Dass das in Nigeria so flächendeckend der Fall ist, wird nicht nur dem Geiz und der Rücksichtslosigkeit der herrschenden Elite zur Last gelegt; nicht selten richtet sich solche politische Unzufriedenheit auch gegen das Volk selber: Wenn in der Nation nichts vorankomme, weder der Wohlstand der Bevölkerung noch die Macht des Staates; wenn die Nation die ihr gebührende Größe nie erlange, dann, weil nicht nur oben, sondern auch unten ein genereller Mangel an Patriotismus herrsche – an dem Willen und der Bereitschaft, sich für diese Größe einzusetzen und alle dafür nötigen Dienste zu erbringen, jeder an seinem Platz. Das nigerianische Volk bleibe stattdessen seinen überkommenen vor- und substaatlichen Loyalitäten verhaftet – dies die nigerianische Variante der demokratischen Verachtung für „Partikularinteressen“. In dem Zusammenhang vermissen nigerianische Intellektuelle eine echt eigene „national narrative“; sie plädieren damit für die Notwendigkeit einer Fiktion, die alle Nigerianer, getrennt von den gegensätzlichen Rollen, die sie in der heutigen Nation spielen, als Nigerianer verbindet, damit die wissen, wofür ihr Leiden gut ist.
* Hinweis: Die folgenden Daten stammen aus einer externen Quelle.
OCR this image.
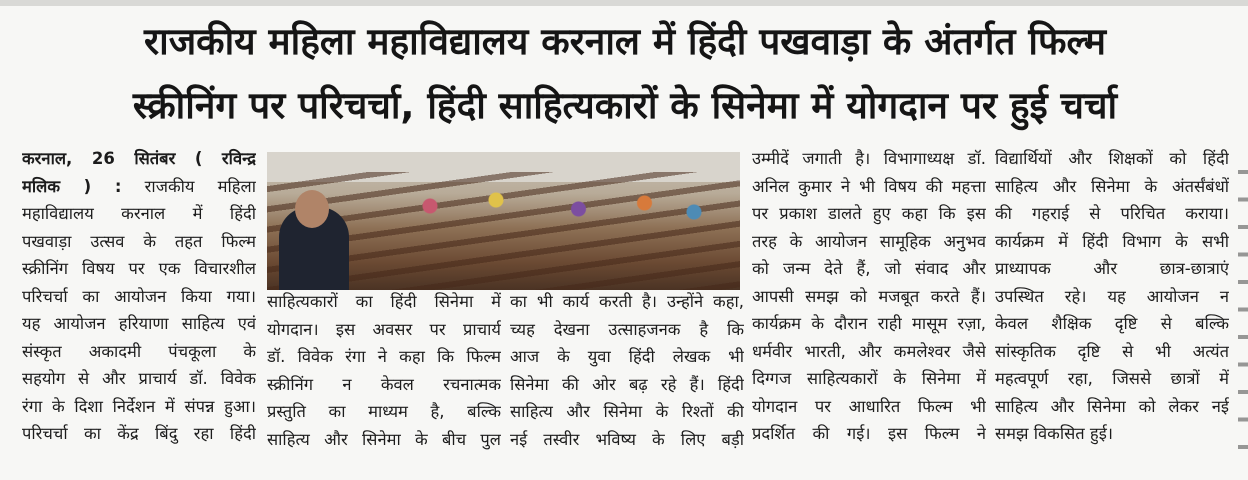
राजकीय महिला महाविद्यालय करनाल में हिंदी पखवाड़ा के अंतर्गत फिल्म
स्क्रीनिंग पर परिचर्चा, हिंदी साहित्यकारों के सिनेमा में योगदान पर हुई चर्चा
करनाल, 26 सितंबर ( रविन्द्र
मलिक ) : राजकीय महिला
महाविद्यालय करनाल में हिंदी
पखवाड़ा उत्सव के तहत फिल्म
स्क्रीनिंग विषय पर एक विचारशील
परिचर्चा का आयोजन किया गया।
यह आयोजन हरियाणा साहित्य एवं
संस्कृत अकादमी पंचकूला के
सहयोग से और प्राचार्य डॉ. विवेक
रंगा के दिशा निर्देशन में संपन्न हुआ।
परिचर्चा का केंद्र बिंदु रहा हिंदी
साहित्यकारों का हिंदी सिनेमा में
योगदान। इस अवसर पर प्राचार्य
डॉ. विवेक रंगा ने कहा कि फिल्म
स्क्रीनिंग न केवल रचनात्मक
प्रस्तुति का माध्यम है, बल्कि
साहित्य और सिनेमा के बीच पुल
का भी कार्य करती है। उन्होंने कहा,
च्यह देखना उत्साहजनक है कि
आज के युवा हिंदी लेखक भी
सिनेमा की ओर बढ़ रहे हैं। हिंदी
साहित्य और सिनेमा के रिश्तों की
नई तस्वीर भविष्य के लिए बड़ी
उम्मीदें जगाती है। विभागाध्यक्ष डॉ.
अनिल कुमार ने भी विषय की महत्ता
पर प्रकाश डालते हुए कहा कि इस
तरह के आयोजन सामूहिक अनुभव
को जन्म देते हैं, जो संवाद और
आपसी समझ को मजबूत करते हैं।
कार्यक्रम के दौरान राही मासूम रज़ा,
धर्मवीर भारती, और कमलेश्वर जैसे
दिग्गज साहित्यकारों के सिनेमा में
योगदान पर आधारित फिल्म भी
प्रदर्शित की गई। इस फिल्म ने
विद्यार्थियों और शिक्षकों को हिंदी
साहित्य और सिनेमा के अंतर्संबंधों
की गहराई से परिचित कराया।
कार्यक्रम में हिंदी विभाग के सभी
प्राध्यापक और छात्र-छात्राएं
उपस्थित रहे। यह आयोजन न
केवल शैक्षिक दृष्टि से बल्कि
सांस्कृतिक दृष्टि से भी अत्यंत
महत्वपूर्ण रहा, जिससे छात्रों में
साहित्य और सिनेमा को लेकर नई
समझ विकसित हुई।
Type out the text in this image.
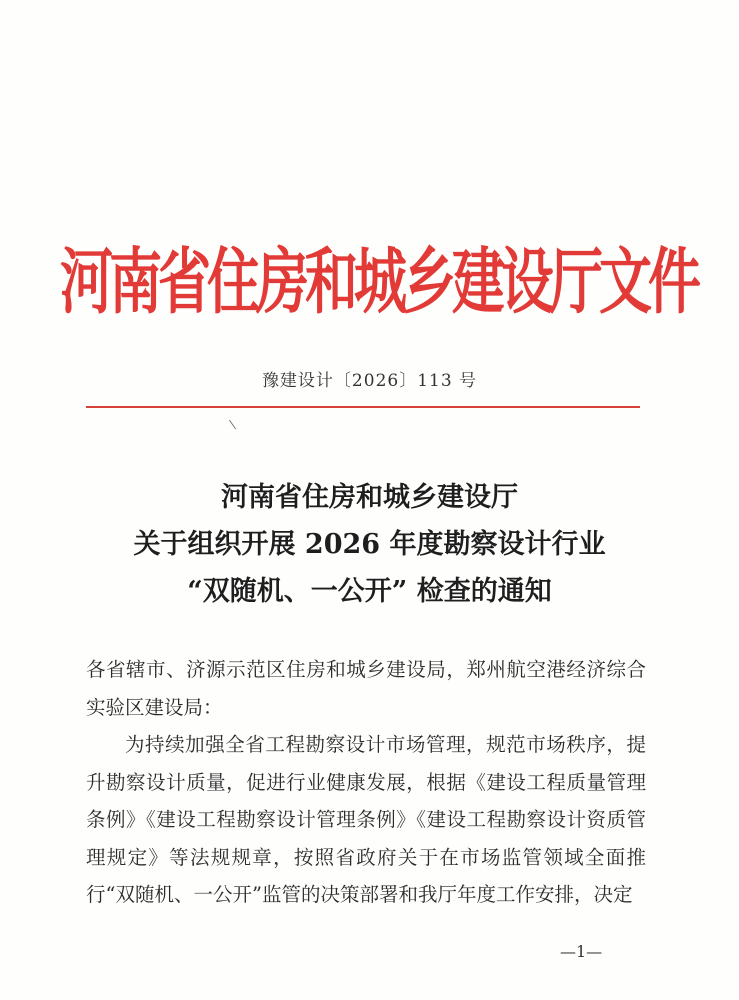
河南省住房和城乡建设厅文件
豫建设计〔2026〕113 号
河南省住房和城乡建设厅
关于组织开展 2026 年度勘察设计行业
“双随机、一公开” 检查的通知

各省辖市、济源示范区住房和城乡建设局，郑州航空港经济综合实验区建设局：

为持续加强全省工程勘察设计市场管理，规范市场秩序，提升勘察设计质量，促进行业健康发展，根据《建设工程质量管理条例》《建设工程勘察设计管理条例》《建设工程勘察设计资质管理规定》等法规规章，按照省政府关于在市场监管领域全面推行“双随机、一公开”监管的决策部署和我厅年度工作安排，决定

—1—
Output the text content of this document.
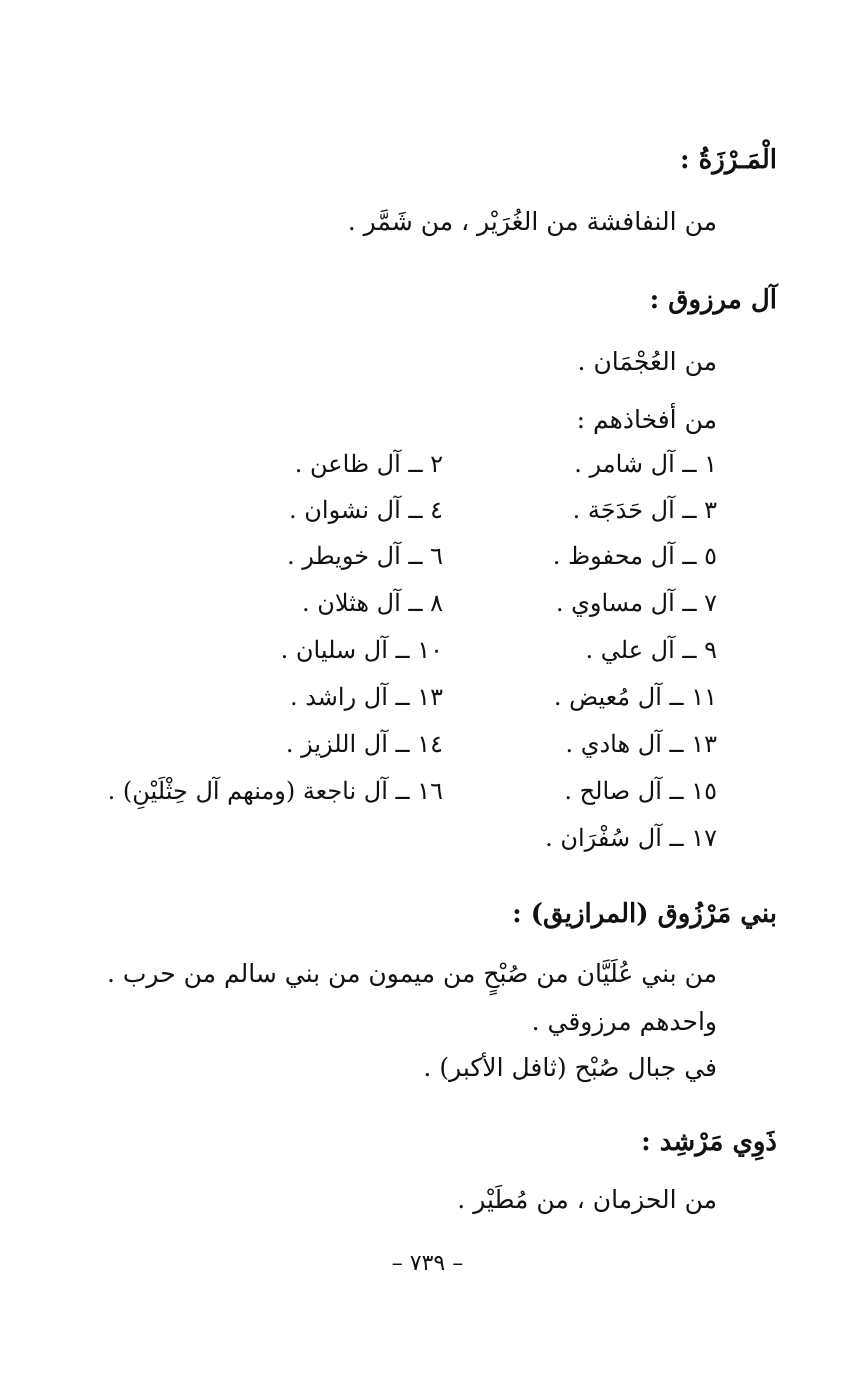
الْمَـرْزَةُ :
من النفافشة من الغُرَيْر ، من شَمَّر .
آل مرزوق :
من العُجْمَان .
من أفخاذهم :
١ ــ آل شامر .
٣ ــ آل حَدَجَة .
٥ ــ آل محفوظ .
٧ ــ آل مساوي .
٩ ــ آل علي .
١١ ــ آل مُعيض .
١٣ ــ آل هادي .
١٥ ــ آل صالح .
١٧ ــ آل سُفْرَان .
٢ ــ آل ظاعن .
٤ ــ آل نشوان .
٦ ــ آل خويطر .
٨ ــ آل هثلان .
١٠ ــ آل سليان .
١٣ ــ آل راشد .
١٤ ــ آل اللزيز .
١٦ ــ آل ناجعة (ومنهم آل حِثْلَيْنِ) .
بني مَرْزُوق (المرازيق) :
من بني عُلَيَّان من صُبْحٍ من ميمون من بني سالم من حرب .
واحدهم مرزوقي .
في جبال صُبْح (ثافل الأكبر) .
ذَوِي مَرْشِد :
من الحزمان ، من مُطَيْر .
– ٧٣٩ –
Dies die nigerianische Version vom Nutzen nationaler Identität, der ideellen Verpflichtung auf ein großes Ganzes, welche der Herrschaft den bedingungslosen Respekt von unten, also die Freiheit von den Ansprüchen des Volkes verschaffen soll, die zur Durchsetzung „visionärer“ Aufbruchsprogramme nötig ist. Auch in der Hinsicht ist der nigerianische Wertehimmel der Elite sehr modern, demokratisch und intakt.
Hergestellt wird der nationale Zusammenhang durch diese fiktive Gemeinsamkeit allerdings nicht. Er muss stets neu erkauft bzw. ausgehandelt werden. Und in der Tat: Das Motto Everything is negotiable
hat, bis auf die große historische Ausnahme des Biafrakrieges, noch stets seine erfolgreiche Wirkung getan, von Gouverneuren, denen ihre Unzufriedenheit abgekauft wurde, bis zu den Militanten im Nigerdelta. So bewährt sich das Öl(-Geld) als Schmiermittel für den nationalen Zusammenhalt, und journalistische Beobachter hierzulande konstatieren mit einer gewissen Verwunderung:
„Obgleich Experten seit langer Zeit vor einer Spaltung des Landes warnen, haben die rivalisierenden Eliten bislang stets einen Ausgleich gefunden.“ (SZ, 27.8.11) [24]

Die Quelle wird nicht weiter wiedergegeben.